The basic building block in the Maven build system is an artifact. The output of an artifact, after performing a Maven build, is typically an archive, such as a JAR or a WAR.

Maven coordinates

A key aspect of Maven functionality is the ability to locate artifacts and manage the dependencies between them. Maven defines the location of an artifact using the system of Maven coordinates, which uniquely define the location of a particular artifact. A basic coordinate tuple has the form, {groupId, artifactId, version}. Sometimes Maven augments the basic set of coordinates with the additional coordinates, packaging and classifier. A tuple can be written with the basic coordinates, or with the additional packaging coordinate, or with the addition of both the packaging and classifier coordinates, as follows:
groupdId:artifactId:version
groupdId:artifactId:packaging:version
groupdId:artifactId:packaging:classifier:version
Each coordinate can be explained as follows:
groupdId
Defines a scope for the name of the artifact. You would typically use all or part of a package name as a group ID—for example, org.fusesource.example.
artifactId
Defines the artifact name (relative to the group ID).
version
Specifies the artifact's version. A version number can have up to four parts: n.n.n.n, where the last part of the version number can contain non-numeric characters (for example, the last part of 1.0-SNAPSHOT is the alphanumeric substring, 0-SNAPSHOT).
packaging
Defines the packaged entity that is produced when you build the project. For OSGi projects, the packaging is bundle. The default value is jar.
classifier
Enables you to distinguish between artifacts that were built from the same POM, but have different content.

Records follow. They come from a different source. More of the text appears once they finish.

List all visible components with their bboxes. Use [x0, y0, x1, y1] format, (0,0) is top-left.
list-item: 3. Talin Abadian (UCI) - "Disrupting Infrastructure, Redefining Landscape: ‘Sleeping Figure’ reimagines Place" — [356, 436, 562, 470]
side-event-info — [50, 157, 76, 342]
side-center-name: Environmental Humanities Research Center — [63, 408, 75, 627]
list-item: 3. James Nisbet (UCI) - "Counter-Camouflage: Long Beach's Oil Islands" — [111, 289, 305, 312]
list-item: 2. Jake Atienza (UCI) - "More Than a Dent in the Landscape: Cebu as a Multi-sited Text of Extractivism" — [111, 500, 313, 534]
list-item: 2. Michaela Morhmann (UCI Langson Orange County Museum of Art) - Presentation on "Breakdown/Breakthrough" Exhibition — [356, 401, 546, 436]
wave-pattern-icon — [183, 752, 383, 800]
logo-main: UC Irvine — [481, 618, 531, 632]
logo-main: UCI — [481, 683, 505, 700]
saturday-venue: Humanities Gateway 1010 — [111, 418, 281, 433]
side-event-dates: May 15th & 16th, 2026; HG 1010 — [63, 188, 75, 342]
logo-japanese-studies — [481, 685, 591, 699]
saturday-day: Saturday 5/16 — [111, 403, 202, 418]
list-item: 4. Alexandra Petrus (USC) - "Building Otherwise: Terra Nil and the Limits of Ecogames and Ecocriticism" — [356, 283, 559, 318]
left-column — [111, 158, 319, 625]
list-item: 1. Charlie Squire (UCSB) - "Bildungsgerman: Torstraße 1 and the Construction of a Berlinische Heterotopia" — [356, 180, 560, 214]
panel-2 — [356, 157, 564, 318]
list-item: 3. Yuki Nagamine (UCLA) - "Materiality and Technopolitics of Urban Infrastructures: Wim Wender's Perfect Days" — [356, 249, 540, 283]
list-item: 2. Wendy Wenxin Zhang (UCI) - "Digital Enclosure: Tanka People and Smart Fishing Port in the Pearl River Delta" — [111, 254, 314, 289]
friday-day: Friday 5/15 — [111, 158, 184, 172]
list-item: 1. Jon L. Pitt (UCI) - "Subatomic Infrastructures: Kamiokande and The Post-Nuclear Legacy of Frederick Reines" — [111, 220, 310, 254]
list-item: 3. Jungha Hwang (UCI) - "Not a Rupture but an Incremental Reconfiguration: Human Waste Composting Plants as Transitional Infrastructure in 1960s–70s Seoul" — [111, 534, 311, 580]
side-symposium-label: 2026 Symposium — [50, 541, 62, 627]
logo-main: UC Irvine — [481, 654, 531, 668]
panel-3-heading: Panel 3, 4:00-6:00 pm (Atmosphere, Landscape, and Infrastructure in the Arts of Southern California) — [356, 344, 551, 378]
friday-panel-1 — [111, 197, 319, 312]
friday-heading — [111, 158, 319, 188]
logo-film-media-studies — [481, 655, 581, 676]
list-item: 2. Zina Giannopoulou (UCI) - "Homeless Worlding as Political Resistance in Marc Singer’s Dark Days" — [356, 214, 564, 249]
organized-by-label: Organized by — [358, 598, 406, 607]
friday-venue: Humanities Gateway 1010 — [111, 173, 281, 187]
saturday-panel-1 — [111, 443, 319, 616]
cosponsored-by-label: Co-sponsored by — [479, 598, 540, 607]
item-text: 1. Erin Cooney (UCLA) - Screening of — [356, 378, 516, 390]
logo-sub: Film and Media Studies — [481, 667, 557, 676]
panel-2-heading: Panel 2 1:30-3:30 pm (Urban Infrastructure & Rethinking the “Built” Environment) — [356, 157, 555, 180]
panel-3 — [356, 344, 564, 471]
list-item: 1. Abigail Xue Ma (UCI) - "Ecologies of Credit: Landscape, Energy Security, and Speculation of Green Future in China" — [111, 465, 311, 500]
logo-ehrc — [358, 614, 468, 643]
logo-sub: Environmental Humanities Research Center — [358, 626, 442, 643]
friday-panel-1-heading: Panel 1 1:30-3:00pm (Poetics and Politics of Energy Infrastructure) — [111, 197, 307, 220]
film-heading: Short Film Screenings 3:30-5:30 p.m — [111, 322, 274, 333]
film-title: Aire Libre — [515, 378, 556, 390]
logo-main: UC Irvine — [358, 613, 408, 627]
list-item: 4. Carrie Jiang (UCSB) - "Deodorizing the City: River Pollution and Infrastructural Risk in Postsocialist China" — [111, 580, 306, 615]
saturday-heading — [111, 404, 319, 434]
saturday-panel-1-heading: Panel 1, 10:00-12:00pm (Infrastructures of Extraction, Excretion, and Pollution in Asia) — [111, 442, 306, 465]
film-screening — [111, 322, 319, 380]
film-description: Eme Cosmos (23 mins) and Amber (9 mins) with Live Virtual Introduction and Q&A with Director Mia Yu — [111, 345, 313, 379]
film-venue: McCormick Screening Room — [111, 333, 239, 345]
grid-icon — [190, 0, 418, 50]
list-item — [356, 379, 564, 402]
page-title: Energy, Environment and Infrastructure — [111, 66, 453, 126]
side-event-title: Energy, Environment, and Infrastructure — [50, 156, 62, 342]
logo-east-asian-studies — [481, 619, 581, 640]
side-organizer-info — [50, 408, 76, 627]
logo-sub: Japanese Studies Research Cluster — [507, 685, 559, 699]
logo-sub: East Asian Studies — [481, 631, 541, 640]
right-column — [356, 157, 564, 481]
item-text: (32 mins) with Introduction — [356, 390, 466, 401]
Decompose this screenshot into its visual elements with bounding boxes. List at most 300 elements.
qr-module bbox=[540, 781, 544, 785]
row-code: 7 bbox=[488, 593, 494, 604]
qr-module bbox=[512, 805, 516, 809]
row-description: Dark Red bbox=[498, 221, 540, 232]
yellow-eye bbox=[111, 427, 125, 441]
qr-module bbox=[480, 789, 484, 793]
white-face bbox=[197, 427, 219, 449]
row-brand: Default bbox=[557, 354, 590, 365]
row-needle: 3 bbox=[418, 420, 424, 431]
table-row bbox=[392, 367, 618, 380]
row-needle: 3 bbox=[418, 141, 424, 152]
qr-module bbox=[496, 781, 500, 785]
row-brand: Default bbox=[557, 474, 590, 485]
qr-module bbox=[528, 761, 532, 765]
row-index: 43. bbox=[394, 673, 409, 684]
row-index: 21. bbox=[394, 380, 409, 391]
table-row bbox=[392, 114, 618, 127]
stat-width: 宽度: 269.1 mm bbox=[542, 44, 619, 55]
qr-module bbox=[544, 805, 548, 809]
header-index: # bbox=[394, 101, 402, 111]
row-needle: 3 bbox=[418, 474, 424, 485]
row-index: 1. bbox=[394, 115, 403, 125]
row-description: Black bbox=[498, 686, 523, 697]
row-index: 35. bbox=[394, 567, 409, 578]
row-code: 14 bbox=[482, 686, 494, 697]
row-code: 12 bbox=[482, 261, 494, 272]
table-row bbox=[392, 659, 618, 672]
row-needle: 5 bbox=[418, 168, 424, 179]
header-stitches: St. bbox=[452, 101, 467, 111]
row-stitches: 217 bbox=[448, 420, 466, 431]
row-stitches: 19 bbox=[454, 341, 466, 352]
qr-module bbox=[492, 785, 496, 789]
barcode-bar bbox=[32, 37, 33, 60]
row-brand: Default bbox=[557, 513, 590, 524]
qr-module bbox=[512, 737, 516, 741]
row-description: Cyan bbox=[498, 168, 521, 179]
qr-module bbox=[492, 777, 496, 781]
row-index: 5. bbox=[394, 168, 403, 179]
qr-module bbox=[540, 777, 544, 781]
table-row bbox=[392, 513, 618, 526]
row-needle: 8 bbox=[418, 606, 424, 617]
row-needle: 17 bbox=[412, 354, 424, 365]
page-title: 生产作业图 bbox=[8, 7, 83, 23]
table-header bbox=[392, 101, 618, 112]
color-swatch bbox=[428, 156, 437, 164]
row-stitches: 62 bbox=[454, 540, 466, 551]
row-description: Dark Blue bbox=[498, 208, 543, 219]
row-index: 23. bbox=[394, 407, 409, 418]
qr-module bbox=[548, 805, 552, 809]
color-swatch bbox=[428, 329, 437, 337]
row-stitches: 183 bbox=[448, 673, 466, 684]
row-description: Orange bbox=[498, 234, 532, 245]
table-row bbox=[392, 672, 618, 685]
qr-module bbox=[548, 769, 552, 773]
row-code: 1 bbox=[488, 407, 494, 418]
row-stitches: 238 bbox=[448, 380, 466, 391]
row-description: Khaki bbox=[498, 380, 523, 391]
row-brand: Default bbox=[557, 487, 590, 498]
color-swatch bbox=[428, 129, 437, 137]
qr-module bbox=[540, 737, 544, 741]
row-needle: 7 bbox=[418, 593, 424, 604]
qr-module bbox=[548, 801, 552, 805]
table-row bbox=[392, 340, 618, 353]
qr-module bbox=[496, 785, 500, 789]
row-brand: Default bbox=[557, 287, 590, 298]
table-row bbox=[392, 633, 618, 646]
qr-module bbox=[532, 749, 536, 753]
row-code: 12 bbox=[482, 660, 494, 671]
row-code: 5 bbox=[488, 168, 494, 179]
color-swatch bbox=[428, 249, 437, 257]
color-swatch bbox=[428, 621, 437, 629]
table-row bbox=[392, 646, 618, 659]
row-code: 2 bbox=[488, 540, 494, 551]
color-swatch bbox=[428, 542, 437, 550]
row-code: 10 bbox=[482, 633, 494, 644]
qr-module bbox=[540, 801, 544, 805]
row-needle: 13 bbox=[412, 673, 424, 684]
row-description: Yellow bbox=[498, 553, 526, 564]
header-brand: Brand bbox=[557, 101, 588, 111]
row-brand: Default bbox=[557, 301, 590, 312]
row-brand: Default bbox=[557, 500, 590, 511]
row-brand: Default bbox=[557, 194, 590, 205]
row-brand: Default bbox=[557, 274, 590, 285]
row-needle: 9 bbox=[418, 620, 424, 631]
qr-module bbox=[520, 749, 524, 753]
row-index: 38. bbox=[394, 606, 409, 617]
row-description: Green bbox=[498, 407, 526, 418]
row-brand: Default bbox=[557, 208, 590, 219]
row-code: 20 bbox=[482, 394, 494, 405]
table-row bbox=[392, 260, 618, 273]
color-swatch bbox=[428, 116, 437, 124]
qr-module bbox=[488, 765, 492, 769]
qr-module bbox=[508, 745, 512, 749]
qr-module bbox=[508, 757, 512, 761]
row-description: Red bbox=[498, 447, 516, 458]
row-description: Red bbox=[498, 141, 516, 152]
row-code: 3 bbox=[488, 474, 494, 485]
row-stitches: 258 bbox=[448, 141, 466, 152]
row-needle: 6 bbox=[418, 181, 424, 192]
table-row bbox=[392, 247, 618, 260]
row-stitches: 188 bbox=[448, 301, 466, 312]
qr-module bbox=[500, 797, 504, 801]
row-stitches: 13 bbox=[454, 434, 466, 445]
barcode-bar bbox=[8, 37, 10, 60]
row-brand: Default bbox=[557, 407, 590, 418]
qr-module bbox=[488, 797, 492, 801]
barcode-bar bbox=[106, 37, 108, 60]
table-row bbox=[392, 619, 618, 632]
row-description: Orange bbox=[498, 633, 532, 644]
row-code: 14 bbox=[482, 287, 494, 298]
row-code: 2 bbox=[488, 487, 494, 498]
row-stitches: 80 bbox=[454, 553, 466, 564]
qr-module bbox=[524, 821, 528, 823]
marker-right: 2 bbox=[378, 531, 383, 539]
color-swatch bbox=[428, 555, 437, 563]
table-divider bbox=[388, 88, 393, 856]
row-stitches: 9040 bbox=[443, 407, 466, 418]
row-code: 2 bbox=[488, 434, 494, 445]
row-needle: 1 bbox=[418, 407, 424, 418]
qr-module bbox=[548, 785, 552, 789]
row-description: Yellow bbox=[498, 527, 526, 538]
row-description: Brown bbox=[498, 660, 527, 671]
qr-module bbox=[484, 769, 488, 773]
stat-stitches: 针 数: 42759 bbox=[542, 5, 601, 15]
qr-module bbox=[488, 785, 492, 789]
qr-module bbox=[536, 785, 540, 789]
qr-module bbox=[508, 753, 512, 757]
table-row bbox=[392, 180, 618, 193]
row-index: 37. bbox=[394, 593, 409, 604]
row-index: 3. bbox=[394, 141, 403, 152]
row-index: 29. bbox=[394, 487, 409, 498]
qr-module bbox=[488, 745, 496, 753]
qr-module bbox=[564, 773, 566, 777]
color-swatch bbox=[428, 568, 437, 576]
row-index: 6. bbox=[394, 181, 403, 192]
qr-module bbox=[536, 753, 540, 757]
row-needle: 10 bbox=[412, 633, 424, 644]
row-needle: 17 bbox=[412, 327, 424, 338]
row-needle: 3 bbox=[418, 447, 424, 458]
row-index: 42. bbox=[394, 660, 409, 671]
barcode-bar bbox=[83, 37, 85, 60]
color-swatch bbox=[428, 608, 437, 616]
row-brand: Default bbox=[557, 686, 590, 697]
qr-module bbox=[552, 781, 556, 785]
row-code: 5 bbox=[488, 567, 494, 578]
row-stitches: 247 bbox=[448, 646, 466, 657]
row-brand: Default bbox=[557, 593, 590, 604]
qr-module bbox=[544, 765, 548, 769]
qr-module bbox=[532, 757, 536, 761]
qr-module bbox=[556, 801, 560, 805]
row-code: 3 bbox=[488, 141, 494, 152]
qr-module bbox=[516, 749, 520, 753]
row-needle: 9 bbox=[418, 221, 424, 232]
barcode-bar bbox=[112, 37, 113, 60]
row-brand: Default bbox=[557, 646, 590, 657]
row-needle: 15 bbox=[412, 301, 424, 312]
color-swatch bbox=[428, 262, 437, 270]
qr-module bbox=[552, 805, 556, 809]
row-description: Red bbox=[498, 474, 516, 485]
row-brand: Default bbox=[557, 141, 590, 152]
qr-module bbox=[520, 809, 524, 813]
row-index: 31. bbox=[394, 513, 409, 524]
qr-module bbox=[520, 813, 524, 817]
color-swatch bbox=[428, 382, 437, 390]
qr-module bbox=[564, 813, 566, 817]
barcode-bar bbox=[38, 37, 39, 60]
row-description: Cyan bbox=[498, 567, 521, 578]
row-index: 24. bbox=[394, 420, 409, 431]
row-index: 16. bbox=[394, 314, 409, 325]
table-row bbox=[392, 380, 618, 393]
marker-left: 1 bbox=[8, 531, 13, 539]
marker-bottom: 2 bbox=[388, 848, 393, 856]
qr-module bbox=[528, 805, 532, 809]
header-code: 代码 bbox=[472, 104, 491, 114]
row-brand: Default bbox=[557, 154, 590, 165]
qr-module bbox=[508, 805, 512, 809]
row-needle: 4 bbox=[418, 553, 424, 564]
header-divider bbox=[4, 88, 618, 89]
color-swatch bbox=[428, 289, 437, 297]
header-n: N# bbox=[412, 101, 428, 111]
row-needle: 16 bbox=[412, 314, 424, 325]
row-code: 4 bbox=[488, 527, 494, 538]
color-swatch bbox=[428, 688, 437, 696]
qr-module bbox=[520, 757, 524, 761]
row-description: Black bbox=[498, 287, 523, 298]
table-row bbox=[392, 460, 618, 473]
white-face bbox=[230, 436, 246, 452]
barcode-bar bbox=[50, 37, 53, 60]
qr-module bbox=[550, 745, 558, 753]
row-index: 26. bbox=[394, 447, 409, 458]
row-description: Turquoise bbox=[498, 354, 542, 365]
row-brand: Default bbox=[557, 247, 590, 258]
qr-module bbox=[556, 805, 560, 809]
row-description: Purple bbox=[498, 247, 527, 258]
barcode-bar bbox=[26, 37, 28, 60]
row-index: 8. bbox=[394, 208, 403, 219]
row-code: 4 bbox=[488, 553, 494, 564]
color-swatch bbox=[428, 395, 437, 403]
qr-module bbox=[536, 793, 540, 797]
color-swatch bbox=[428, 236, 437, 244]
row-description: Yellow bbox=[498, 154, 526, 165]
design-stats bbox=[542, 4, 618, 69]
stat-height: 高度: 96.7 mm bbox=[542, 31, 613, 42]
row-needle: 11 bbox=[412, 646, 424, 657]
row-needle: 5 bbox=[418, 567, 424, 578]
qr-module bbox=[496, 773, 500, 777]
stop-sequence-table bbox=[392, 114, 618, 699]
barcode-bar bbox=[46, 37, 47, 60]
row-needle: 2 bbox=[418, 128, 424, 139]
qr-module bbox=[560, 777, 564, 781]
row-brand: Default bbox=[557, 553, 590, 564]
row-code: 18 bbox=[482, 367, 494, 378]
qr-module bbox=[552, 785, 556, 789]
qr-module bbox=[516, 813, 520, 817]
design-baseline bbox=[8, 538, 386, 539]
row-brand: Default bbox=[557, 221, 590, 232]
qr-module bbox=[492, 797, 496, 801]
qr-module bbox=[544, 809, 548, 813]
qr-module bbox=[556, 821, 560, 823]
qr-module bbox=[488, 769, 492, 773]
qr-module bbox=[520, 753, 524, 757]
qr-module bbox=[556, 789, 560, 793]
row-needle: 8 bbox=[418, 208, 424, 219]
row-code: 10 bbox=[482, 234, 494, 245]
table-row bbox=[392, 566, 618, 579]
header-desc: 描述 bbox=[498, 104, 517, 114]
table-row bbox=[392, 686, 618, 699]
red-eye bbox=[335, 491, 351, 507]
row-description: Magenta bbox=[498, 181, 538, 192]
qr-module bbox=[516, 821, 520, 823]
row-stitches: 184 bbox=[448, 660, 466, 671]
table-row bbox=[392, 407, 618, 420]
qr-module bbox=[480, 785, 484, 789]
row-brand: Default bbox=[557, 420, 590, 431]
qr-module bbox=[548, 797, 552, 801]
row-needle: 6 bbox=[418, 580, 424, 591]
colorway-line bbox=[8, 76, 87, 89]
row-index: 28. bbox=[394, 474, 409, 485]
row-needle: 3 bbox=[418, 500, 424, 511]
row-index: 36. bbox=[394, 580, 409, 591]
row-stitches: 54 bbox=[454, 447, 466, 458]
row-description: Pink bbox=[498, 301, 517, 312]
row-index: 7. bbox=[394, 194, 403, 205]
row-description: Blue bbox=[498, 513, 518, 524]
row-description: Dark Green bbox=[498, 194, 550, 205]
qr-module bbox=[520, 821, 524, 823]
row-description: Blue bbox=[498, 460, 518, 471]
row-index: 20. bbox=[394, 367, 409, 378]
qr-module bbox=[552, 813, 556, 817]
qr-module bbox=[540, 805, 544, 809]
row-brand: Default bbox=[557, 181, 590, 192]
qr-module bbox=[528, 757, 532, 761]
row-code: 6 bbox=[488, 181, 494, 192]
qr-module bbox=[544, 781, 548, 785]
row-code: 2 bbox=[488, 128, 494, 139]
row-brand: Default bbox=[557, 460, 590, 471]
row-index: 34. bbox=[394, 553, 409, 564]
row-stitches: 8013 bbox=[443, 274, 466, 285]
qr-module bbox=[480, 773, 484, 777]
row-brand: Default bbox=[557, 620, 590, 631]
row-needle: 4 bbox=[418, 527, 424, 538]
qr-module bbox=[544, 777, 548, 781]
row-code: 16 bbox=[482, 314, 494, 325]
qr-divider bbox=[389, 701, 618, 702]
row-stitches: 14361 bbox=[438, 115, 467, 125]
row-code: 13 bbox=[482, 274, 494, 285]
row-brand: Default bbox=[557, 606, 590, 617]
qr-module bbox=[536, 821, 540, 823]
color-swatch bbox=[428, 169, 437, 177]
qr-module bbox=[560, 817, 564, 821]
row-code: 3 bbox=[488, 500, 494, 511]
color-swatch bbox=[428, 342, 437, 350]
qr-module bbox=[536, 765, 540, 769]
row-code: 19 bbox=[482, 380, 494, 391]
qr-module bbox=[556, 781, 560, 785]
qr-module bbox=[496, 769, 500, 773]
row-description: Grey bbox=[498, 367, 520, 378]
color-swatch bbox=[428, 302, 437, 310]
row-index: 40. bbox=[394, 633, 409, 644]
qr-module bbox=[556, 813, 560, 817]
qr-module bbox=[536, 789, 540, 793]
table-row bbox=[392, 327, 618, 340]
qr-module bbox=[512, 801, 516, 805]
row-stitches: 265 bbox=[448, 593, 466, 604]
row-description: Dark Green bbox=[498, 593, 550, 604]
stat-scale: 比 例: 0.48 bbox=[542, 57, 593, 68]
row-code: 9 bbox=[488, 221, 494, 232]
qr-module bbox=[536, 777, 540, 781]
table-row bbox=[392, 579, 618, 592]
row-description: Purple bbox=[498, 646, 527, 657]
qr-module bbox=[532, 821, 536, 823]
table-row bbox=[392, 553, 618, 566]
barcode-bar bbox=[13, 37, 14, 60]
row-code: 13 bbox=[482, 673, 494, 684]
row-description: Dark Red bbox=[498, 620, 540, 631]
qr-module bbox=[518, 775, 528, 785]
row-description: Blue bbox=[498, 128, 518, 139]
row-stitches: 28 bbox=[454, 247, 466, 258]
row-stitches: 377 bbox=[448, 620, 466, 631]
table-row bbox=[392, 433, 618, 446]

The group ID, artifact ID, packaging, and version are defined by the corresponding elements in an artifact's POM file. For example:
<project ... >
  ...
  <groupId>org.fusesource.example</groupId>
  <artifactId>bundle-demo</artifactId>
  <packaging>bundle</packaging>
  <version>1.0-SNAPSHOT</version>
  ...
</project>
For example, to define a dependency on the preceding artifact, you could add the following dependency element to a POM:
<project ... >
  ...
  <dependencies>
    <dependency>
      <groupId>org.fusesource.example</groupId>
      <artifactId>bundle-demo</artifactId>
      <version>1.0-SNAPSHOT</version>
    </dependency>
  </dependencies>
  ...
</project>
Note
It is not necessary to specify the bundle package type in the preceding dependency, because a bundle is just a particular kind of JAR file and jar is the default Maven package type. If you do need to specify the packaging type explicitly in a dependency, however, you can use the type element.